Ruy Duarte de Carvalho – o antropólogo do sul



Pela segunda vez, e em menos de uma semana, somos confrontados com a morte de figuras insignes na sociedade angolana, ou pelo menos entre algumas pessoas. Desta vez é pela morte do culturalista e figura de grande envergadura que escrevinhamos aqui estas linhas.


Há cerca de dois anos “reformado”, Ruy Duarte de Carvalho estabeleceu-se numa das cidades modernas mais bonitas de África – porventura menos conhecida – situada na Namíbia, a bela Swakopmund, a poucos kilometros do porto de Welvis Bay, a segunda maior cidade da Namíbia. Foi lá que foi encontrado na manhã desta quinta-feira e já sem vida. E segundo o seu filho em declarações ao jornal português O PÚBLICO, porque Ruy Duarte de Carvalho não dava notícias há alguns dias.
Nascido em Portugal, naturalizou-se angolano em 1983 por motivos que, como explica no catálogo do ciclo que o Centro Cultural de Belém lhe dedicou em 2008, se prendem com o sentimento, de que teve consciência aos 12 anos, depois de a sua família ter emigrado para Moçâmedes (Angola), de que tinha ali a sua "matriz geográfica", resume isso em “sou um angolano de opção e condição”, dizia de si.

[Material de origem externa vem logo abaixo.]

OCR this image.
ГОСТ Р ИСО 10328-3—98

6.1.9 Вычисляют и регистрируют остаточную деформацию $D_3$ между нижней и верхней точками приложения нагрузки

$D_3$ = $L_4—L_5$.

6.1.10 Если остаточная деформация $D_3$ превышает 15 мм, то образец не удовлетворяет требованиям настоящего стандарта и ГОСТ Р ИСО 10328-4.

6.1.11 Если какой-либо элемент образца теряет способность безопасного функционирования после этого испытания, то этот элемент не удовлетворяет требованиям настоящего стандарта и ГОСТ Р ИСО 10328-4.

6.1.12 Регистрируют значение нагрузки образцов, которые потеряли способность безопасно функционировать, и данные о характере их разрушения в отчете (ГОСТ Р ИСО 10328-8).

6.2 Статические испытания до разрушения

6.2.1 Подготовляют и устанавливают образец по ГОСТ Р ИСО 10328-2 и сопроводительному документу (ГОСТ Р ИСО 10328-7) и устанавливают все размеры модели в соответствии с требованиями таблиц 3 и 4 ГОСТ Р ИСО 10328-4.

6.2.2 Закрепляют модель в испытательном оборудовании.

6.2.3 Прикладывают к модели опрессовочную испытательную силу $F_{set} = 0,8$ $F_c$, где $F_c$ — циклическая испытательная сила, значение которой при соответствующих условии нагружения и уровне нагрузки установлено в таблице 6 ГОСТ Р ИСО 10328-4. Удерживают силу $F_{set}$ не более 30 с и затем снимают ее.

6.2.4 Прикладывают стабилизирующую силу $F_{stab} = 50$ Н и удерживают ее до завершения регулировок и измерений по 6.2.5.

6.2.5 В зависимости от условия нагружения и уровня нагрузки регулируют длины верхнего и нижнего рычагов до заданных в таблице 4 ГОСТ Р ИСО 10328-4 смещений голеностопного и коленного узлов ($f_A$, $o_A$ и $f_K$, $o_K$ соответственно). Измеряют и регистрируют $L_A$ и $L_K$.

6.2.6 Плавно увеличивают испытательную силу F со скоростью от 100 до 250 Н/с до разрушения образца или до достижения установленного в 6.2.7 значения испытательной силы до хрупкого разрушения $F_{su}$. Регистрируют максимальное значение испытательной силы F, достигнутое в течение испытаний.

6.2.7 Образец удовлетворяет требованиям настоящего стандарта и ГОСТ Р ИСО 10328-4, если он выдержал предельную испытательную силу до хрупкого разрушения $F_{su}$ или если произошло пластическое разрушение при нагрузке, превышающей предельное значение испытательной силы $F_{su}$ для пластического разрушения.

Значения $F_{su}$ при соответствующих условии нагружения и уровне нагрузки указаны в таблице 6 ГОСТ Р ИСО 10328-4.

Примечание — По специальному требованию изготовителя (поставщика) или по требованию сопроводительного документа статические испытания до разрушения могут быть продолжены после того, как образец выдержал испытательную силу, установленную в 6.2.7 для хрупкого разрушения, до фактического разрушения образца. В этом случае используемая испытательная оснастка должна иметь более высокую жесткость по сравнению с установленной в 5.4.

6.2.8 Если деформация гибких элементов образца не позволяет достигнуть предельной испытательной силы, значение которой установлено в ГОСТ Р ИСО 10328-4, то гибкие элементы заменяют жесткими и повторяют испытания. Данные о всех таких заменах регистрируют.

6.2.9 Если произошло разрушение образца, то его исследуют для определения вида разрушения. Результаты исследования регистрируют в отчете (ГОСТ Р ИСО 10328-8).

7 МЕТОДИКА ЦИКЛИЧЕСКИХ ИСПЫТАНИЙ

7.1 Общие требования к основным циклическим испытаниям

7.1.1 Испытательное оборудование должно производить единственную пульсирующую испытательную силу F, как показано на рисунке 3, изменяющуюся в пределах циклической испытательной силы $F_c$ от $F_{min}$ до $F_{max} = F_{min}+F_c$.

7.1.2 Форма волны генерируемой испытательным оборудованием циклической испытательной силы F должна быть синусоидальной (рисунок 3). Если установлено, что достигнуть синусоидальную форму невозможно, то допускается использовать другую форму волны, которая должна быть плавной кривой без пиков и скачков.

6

Em 1989 recebeu o Prémio Nacional de Literatura e o seu "Desmedida Luanda, São Paulo, São Francisco e Volta, Crónicas do Brasil" (Livros Cotovia), recebeu o Prémio Literário Casino da Póvoa, atribuído no âmbito do encontro Correntes d'Escritas na Póvoa de Varzim de que foi assíduo participante ao lado de Manuel Ruy Monteiro e Ana Paula Tavares, por Angola.

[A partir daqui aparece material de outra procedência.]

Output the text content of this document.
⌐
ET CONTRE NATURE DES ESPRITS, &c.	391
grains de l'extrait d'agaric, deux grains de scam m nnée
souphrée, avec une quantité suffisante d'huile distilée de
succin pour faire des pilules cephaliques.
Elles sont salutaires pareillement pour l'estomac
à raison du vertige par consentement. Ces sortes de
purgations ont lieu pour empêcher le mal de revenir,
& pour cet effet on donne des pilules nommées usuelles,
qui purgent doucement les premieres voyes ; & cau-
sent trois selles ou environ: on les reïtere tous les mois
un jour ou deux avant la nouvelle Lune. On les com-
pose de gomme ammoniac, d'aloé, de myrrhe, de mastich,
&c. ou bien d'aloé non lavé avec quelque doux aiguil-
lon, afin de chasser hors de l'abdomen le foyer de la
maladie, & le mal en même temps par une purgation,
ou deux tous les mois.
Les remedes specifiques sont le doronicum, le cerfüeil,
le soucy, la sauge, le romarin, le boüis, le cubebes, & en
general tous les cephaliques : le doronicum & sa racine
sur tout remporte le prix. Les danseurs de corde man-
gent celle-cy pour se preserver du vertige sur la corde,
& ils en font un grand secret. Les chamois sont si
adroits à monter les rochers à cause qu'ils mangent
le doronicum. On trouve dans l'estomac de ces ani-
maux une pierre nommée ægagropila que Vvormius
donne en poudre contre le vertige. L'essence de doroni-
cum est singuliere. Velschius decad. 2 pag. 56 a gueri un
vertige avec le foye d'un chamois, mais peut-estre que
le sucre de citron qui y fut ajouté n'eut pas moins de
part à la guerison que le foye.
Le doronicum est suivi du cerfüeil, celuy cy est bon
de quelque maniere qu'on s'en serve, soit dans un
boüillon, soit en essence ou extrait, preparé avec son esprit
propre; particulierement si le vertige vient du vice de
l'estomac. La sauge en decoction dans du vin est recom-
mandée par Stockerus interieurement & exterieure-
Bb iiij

A sua formação passou pela Escola de Regentes Agrícolas de Santarém, pelo curso de realização de cinema e televisão em Londres (realizou filmes para a Televisão Pública (ao tempo Popular) de Angola e para o Instituto do Cinema de Angola) e pelo doutoramento pela École de Hautes Études en Sciences Sociales de Paris com uma tese dedicada aos pescadores da costa de Luanda, com o título "Ana a Manda" (1989) – adaptada ao teatro. Filmou a noite da independência de Angola (10/11 de 1975), quando estava a rodar no município do Prenda, "a bandeira portuguesa a ser arreada e a de Angola a ser hasteada", como se lê no catálogo do ciclo do CCB. Com grande genho, foi no cinema que se notabilizou inicialmente, em particular após a realização do filme "Nelisita: narrativas nyaneka" (1982), uma referência do cinema angolano, conforme nota José Mena Abrantes no seu catalogo sobre os dez anos do cinema angolano.

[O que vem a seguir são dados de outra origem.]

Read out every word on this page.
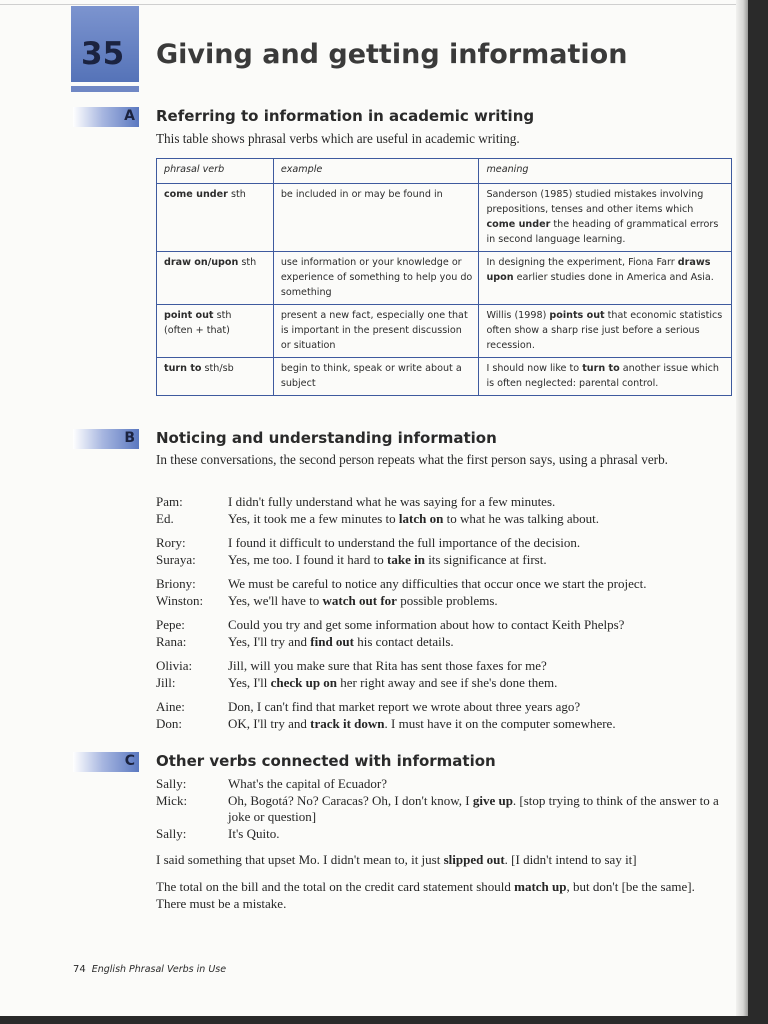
35 Giving and getting information
A Referring to information in academic writing
This table shows phrasal verbs which are useful in academic writing.
phrasal verb	example	meaning
come under sth	be included in or may be found in	Sanderson (1985) studied mistakes involving prepositions, tenses and other items which come under the heading of grammatical errors in second language learning.
draw on/upon sth	use information or your knowledge or experience of something to help you do something	In designing the experiment, Fiona Farr draws upon earlier studies done in America and Asia.
point out sth
(often + that)	present a new fact, especially one that is important in the present discussion or situation	Willis (1998) points out that economic statistics often show a sharp rise just before a serious recession.
turn to sth/sb	begin to think, speak or write about a subject	I should now like to turn to another issue which is often neglected: parental control.
B Noticing and understanding information
In these conversations, the second person repeats what the first person says, using a phrasal verb.
Pam:	I didn't fully understand what he was saying for a few minutes.
Ed.	Yes, it took me a few minutes to latch on to what he was talking about.
Rory:	I found it difficult to understand the full importance of the decision.
Suraya:	Yes, me too. I found it hard to take in its significance at first.
Briony:	We must be careful to notice any difficulties that occur once we start the project.
Winston:	Yes, we'll have to watch out for possible problems.
Pepe:	Could you try and get some information about how to contact Keith Phelps?
Rana:	Yes, I'll try and find out his contact details.
Olivia:	Jill, will you make sure that Rita has sent those faxes for me?
Jill:	Yes, I'll check up on her right away and see if she's done them.
Aine:	Don, I can't find that market report we wrote about three years ago?
Don:	OK, I'll try and track it down. I must have it on the computer somewhere.
C Other verbs connected with information
Sally:	What's the capital of Ecuador?
Mick:	Oh, Bogotá? No? Caracas? Oh, I don't know, I give up. [stop trying to think of the answer to a joke or question]
Sally:	It's Quito.
I said something that upset Mo. I didn't mean to, it just slipped out. [I didn't intend to say it]
The total on the bill and the total on the credit card statement should match up, but don't [be the same]. There must be a mistake.
74 English Phrasal Verbs in Use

Foi professor de Antropologia Cultural das universidades de Luanda – hoje Agostinho Neto, no departamento de Arquitectura onde foi responsável pela formação de várias gerações de arquitectos angolanos, foi igualmente professor da Universidade de Coimbra e da Universidade Federal de São Paulo, além de ter sido professor convidado da Universidade de Berkeley, na Califórnia.
O seu trabalho como antropologo era muito mais do que a docência. Homem do campo, defensor de Levy-Strauss, estruturalista convicto, Ruy Duarte de Carvalho registou grande parte do seu trabalho e deixa-nos por isso um legado de grande valor sobre o conhecimento dos povos do sudoeste de Angola e norte da Namíbia, particularmente os Kuvale, Nyaneka Humbi e os Mucubais. É autor de "Vou lá visitar pastores" (1999), da poesia de "Chão de Oferta" (1972) ou "A Decisão da Idade" (1976) - a sua poesia está reunida em "Lavra" (2005). Assinou ainda os diferentes estilos de "Actas da Maianga" (2003), "Os Papéis do Inglês", "As Paisagens Propícias" (2005) e descrevia a sua obra como "meia-ficção-erudito-poéticoviajeira". Embora não faça parte do canone literário angolano, não é menos verdade que a sua obra com escrita cinematográfica – seja na poesia como no ensaio ou mesmo na ficção narrativa – aborda temas que configuram uma procura da angolanidade partindo da sua base histórico-antropológica compreendida.